I do think Cathy Miller was trying to be humorous, she’s a lovely lady and good entertainer, and that she’s not suggesting you be dishonest with your partner.
I totally agree Maddie, that if you cannot afford it, don’t buy it. If you can afford it, don’t hide it.
I see where you are coming from, and there have been times that i have made the jokes about my husband. But I have a man who didnt flinch when I picked him up and there was a new sewing machine in the back seat, he isnt worried about a few yards of fabric. He tells me everyone needs a hobby.
I think of “my stash” more like Gollum… my precious, my precious… i am not hiding it from the hubby but from other quilters who might shimmy up my drain pipe and take my beautiful fabrics, when i am not looking.
I was thinking the same thing Theresa. I’m not hiding anything from my husband except the clutter of my craft room that drives him crazy and that’s why it has a door! I think of my “stash” of all craft supplies and fabric as my special stuff in my happy place.

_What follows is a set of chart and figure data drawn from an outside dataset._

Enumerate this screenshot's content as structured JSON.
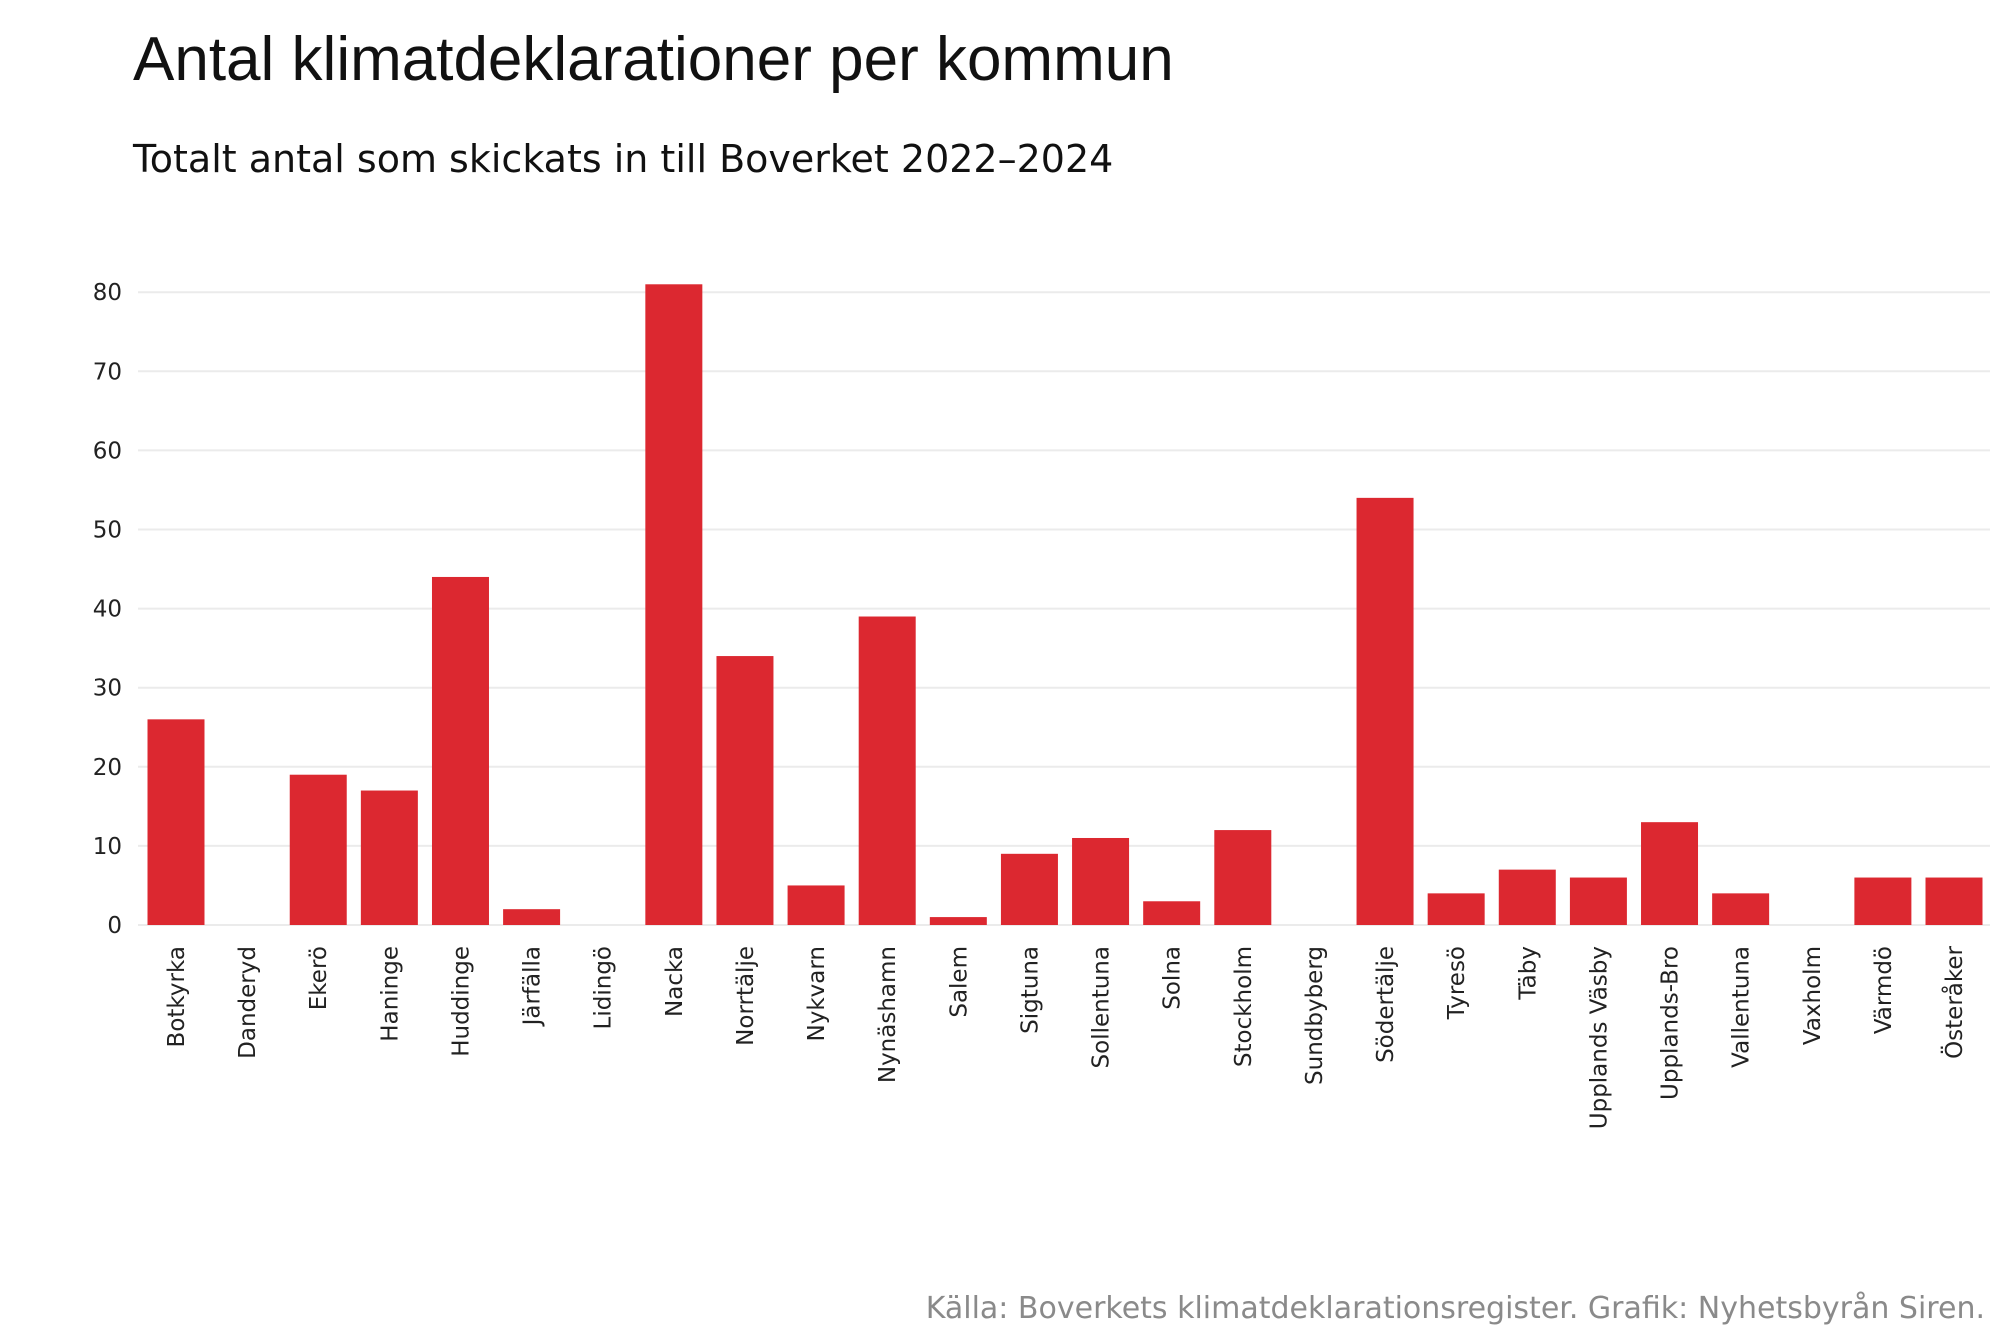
{
  "chart_data": {
    "type": "bar",
    "title": "Antal klimatdeklarationer per kommun",
    "subtitle": "Totalt antal som skickats in till Boverket 2022–2024",
    "caption": "Källa: Boverkets klimatdeklarationsregister. Grafik: Nyhetsbyrån Siren.",
    "xlabel": "",
    "ylabel": "",
    "ylim": [
      0,
      82
    ],
    "yticks": [
      0,
      10,
      20,
      30,
      40,
      50,
      60,
      70,
      80
    ],
    "grid": true,
    "legend": "none",
    "bar_color": "#dc2830",
    "categories": [
      "Botkyrka",
      "Danderyd",
      "Ekerö",
      "Haninge",
      "Huddinge",
      "Järfälla",
      "Lidingö",
      "Nacka",
      "Norrtälje",
      "Nykvarn",
      "Nynäshamn",
      "Salem",
      "Sigtuna",
      "Sollentuna",
      "Solna",
      "Stockholm",
      "Sundbyberg",
      "Södertälje",
      "Tyresö",
      "Täby",
      "Upplands Väsby",
      "Upplands-Bro",
      "Vallentuna",
      "Vaxholm",
      "Värmdö",
      "Österåker"
    ],
    "values": [
      26,
      0,
      19,
      17,
      44,
      2,
      0,
      81,
      34,
      5,
      39,
      1,
      9,
      11,
      3,
      12,
      0,
      54,
      4,
      7,
      6,
      13,
      4,
      0,
      6,
      6
    ]
  }
}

Why in the name of all that’s holy would a woman hide fabric (I know they do from being around you and Spool), and why in the world would a man be stupid enough to deny someone he loves something that gives such pleasure? (Yes, I know I’m being narrow in my definition of who’s quilting, who’s hiding, and who’s being hidden from – it still baffles me any way it works.) As to the video, it made me want to crawl out of my skin.